Bunraku as Coptic Flare

I'm feeling less voluable of late. With Noon almost in the can, tidal forces have noticably begun to shift. Lurching inward, girding for the next phase...

Watching (and replaying) Masahiro Shinoda's extraordinary Double Suicide has served as a kick-start. It's both guileless and (necessarily) manipulative, transparent and resplendent. Such perfect sets of contrasts!



From Jonathan Crow's All Movie Guide essay:

A landmark of modernist cinema, Double Suicide brilliantly recasts traditional bunraku conventions to a cinematic form that is visually stunning and emotionally riveting. Using his trademark graphic sensibility, director Masahiro Shinoda never allows viewers to forget that they're watching an adaptation of a play.



Just as the black clad puppeteers are visible during traditional bunraku performances, so are they seen throughout this film as they hand props to the actors, move sets, and — as if agents of fate — guide the characters to their inevitable bloody end.

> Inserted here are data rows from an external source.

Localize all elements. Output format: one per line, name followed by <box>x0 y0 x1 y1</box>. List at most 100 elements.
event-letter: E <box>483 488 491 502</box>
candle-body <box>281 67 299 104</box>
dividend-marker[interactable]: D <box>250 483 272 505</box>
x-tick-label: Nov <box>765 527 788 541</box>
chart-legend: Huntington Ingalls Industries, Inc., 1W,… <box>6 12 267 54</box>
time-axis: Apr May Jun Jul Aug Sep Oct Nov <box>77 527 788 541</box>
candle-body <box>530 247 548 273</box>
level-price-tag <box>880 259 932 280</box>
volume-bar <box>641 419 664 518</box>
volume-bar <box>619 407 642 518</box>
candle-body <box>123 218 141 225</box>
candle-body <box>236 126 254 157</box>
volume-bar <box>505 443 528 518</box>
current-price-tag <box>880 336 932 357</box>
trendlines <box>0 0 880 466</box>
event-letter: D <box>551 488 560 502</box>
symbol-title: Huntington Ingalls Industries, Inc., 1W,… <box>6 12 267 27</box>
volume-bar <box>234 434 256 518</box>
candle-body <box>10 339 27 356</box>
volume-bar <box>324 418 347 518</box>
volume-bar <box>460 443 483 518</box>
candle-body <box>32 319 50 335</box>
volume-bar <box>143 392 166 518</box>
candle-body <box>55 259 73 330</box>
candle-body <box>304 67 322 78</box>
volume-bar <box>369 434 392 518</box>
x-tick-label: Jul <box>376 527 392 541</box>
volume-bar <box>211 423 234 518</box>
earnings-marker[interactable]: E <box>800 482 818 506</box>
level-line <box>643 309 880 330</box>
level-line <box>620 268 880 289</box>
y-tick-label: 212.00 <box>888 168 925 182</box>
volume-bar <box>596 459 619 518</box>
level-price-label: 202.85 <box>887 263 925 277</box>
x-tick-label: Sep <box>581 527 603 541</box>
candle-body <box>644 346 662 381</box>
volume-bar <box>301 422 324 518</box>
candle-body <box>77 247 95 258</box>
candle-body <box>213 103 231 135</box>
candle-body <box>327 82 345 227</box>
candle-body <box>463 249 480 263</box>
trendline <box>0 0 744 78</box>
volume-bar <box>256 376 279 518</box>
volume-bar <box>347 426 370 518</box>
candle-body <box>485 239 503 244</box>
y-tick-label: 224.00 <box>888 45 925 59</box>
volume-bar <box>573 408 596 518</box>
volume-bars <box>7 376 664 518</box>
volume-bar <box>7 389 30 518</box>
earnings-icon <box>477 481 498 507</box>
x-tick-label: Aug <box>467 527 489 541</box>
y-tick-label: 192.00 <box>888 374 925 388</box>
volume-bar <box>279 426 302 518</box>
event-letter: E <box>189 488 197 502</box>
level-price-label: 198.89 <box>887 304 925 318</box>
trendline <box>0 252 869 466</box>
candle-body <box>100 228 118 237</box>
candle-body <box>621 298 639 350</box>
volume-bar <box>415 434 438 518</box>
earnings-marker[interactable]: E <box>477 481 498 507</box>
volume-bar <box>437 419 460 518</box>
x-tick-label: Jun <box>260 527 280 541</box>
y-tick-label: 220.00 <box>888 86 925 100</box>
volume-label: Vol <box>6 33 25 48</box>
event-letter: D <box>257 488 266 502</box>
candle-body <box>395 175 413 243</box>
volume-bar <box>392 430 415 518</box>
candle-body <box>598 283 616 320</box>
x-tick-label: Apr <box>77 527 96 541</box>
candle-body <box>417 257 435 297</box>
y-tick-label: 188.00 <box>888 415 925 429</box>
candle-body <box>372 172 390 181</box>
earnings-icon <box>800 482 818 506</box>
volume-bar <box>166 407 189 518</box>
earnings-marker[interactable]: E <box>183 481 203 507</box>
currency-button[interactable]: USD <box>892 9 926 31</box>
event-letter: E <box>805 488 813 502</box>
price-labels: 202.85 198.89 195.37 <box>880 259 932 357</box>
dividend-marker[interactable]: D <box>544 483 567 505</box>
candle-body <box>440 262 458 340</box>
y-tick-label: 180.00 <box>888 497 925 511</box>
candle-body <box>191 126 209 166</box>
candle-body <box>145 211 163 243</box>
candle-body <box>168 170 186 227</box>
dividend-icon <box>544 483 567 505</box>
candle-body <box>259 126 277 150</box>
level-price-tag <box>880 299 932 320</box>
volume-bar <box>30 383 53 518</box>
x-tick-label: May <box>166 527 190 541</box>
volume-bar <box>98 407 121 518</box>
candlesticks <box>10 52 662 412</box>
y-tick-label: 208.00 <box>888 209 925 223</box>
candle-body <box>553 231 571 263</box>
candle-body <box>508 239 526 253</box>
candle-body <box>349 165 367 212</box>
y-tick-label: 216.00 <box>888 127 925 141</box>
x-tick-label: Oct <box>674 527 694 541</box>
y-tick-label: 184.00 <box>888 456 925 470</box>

The sets turn and break down like a kabuki stage while the walls and floors, blow-ups of voluptuous Edo-period woodblock and abstract calligraphy, threaten to overwhelm the characters completely. Both through Monzaemon Chikamatsu's narrative and Shinoda's deconstructed style, the film seems to push the two doomed lovers toward their destiny while tragically hinting at a world beyond this fate. Shima Iwashita delivers the finest and most honored performance of her long and illustrious career as both the courtesan Koharu and self-sacrificing wife Osan.



A masterful example of modernist filmmaking on every level, Double Suicide pulls off a rare feat: a film that wears its self-conscious theatricality on its sleeve while still creating a drama that is emotionally compelling.



Matthew Johnson's précis of buraku added to my appreciation of Shinoda's uncanny achievement:

Bunraku is the name commonly used for ningyo-joruri, literally puppets and storytelling. This simple name not only describes a puppet performance, but also alludes to its predecessors. There was a long tradition of travelling storytellers who used biwa as their accompaniment. There were also travelling puppeteers. When these two art forms were joined is not exactly clear, but the beginning of what is now called Bunraku was 1684, when Takemoto Gidayu set up his own theater in Osaka.

Takemoto Gidayu began his career as a narrator under some of the most acclaimed masters of the period in Kyoto. He soon became famous in his own right, and was known for intimite story telling that spoke the hearts of the characters. In 1684 he decided to branch out and form his own theater, and was helped in his effort by Chikamatsu Monzaemon, the greatest playwright in Japanese history, and Takeda Izumo, a famous theater owner and manager.

Until this time, Chikamatu Monzaemon's work had mostly been in the Kabuki theater, working with Sakata Tojuro, the actor who created the wagoto, or soft style for which Kansai Kabuki became known. Drawn to Bunraku by Gidayu, Chikamatsu worked as a bridge between old-style joruri and Bunraku. While often keeping much of the fantasy of older tales, Chikamatsu's works are distinct for adding human elements. His drama's usually revolved around the confucian concepts of the importance of loyalty (to one's feudal lord, family, etc.) over personal feelings and the tragedy that arises when one blindly follows the precepts.

Chikamatsu's other great accomplishment was the creation of sewamono , or plays about the merchant class. Greatly received in Osaka, a commercial town, a majority of these sewamono were about shinju, or love suicides. By trying the revolutionary idea of taking a recent event, that of the death of a courtesan and her lover, and dramatizing it into the play Sonezaki Shinju, Chikamatsu captured the imagination of the city. The play spawned not only copies, but influenced others to actually commit double suicide in the hope that their love would live on forever. ..

For the complete text of Johnson's history of bunraku, go here.

Shinoda's Sonezaki Shinju was issued by Criterion, and is available through the usual avenues. You've thus no reasonable excuse to avoid it. Netflix it, buy it, but make the effort to see it.

TS

Comments

Anonymous said…
WOW.
After a steady diet of highly abstracted structuralist films, this sounds like a good, concrete alternative to having my skull rattled over and over at 2000 fps.
Thanks for the synopsis and photographs for staring at--
ommyth said…
My pleasure, s. I love highly abstracted structuralist films too, but a sweet meta-narrative never fails to hit the G-spot.